Mindfulness is the foundation for all skills in DBT. This is the practice of paying attention on purpose to the present moment without judgment. Most of us do many things at once and use snap judgments to make quick decisions. While there is certainly benefit to this, we can get pulled around by our emotional experience, thoughts, and urges when we are not mindful of them. We can also miss out on or impact our relationships this way. Mindfulness allows for slowing down and non-judgmentally observing our experience and/or another person and engaging in a more effective way.

EMOTION REGULATION

This skill module moves from becoming more connected to your emotions to identifying ways to change unwanted emotions when they start as well as reduce vulnerabilities to intense or negative emotions.
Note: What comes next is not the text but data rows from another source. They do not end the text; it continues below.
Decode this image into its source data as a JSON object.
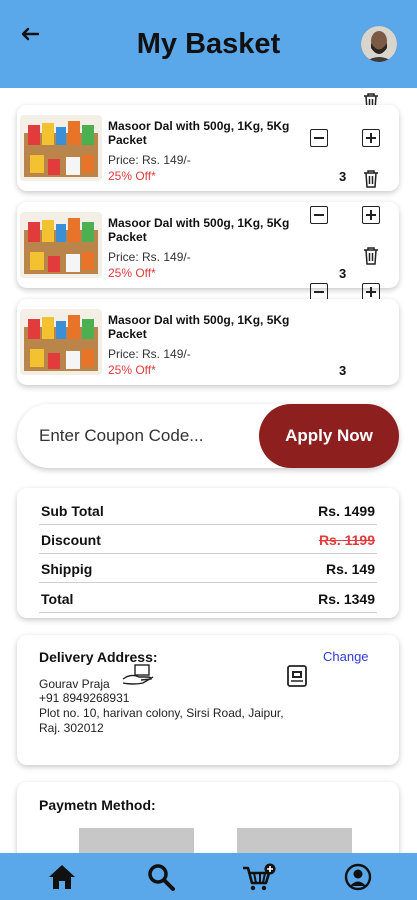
{
  "header": {
    "title": "My Basket",
    "back_icon": "arrow-left-icon",
    "avatar": "user-avatar"
  },
  "cart": {
    "items": [
      {
        "name": "Masoor Dal with 500g, 1Kg, 5Kg Packet",
        "price": "Price: Rs. 149/-",
        "discount": "25% Off*",
        "quantity": "3"
      },
      {
        "name": "Masoor Dal with 500g, 1Kg, 5Kg Packet",
        "price": "Price: Rs. 149/-",
        "discount": "25% Off*",
        "quantity": "3"
      },
      {
        "name": "Masoor Dal with 500g, 1Kg, 5Kg Packet",
        "price": "Price: Rs. 149/-",
        "discount": "25% Off*",
        "quantity": "3"
      }
    ]
  },
  "coupon": {
    "placeholder": "Enter Coupon Code...",
    "apply_label": "Apply Now"
  },
  "summary": {
    "rows": [
      {
        "label": "Sub Total",
        "value": "Rs. 1499"
      },
      {
        "label": "Discount",
        "value": "Rs. 1199"
      },
      {
        "label": "Shippig",
        "value": "Rs. 149"
      },
      {
        "label": "Total",
        "value": "Rs. 1349"
      }
    ]
  },
  "address": {
    "title": "Delivery Address:",
    "change_label": "Change",
    "name": "Gourav Praja",
    "phone": "+91 8949268931",
    "line1": "Plot no. 10, harivan colony, Sirsi Road, Jaipur,",
    "line2": "Raj. 302012"
  },
  "payment": {
    "title": "Paymetn Method:"
  },
  "nav": {
    "items": [
      "home-icon",
      "search-icon",
      "cart-icon",
      "profile-icon"
    ]
  },
  "colors": {
    "header": "#5aa8ea",
    "apply_button": "#8e1f1f",
    "discount_red": "#e23b3b",
    "link_blue": "#2f3bd8"
  }
}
Practicing the skills in this module moves you toward changing the overall experience and control you have with your emotions.


DISTRESS TOLERANCE

Distress tolerance is important when you are in distress or a crisis and it cannot be solved in the moment or at all. It often feels like there are not options in those moments other than using ineffective coping techniques. This skill set offers many options for getting through without it getting worse. While distress tolerance is not a way to live daily life, it is essential when working on making changes in our lives as the process of doing differently can in itself be distressing.

INTERPERSONAL EFFECTIVENESS

These skills allow us to gain more clarity on what we want and need as well as how to effectively assert those wants and needs without damaging the relationship. It takes a look at how we show up in relationships and gives ideas for improving or maintaining them.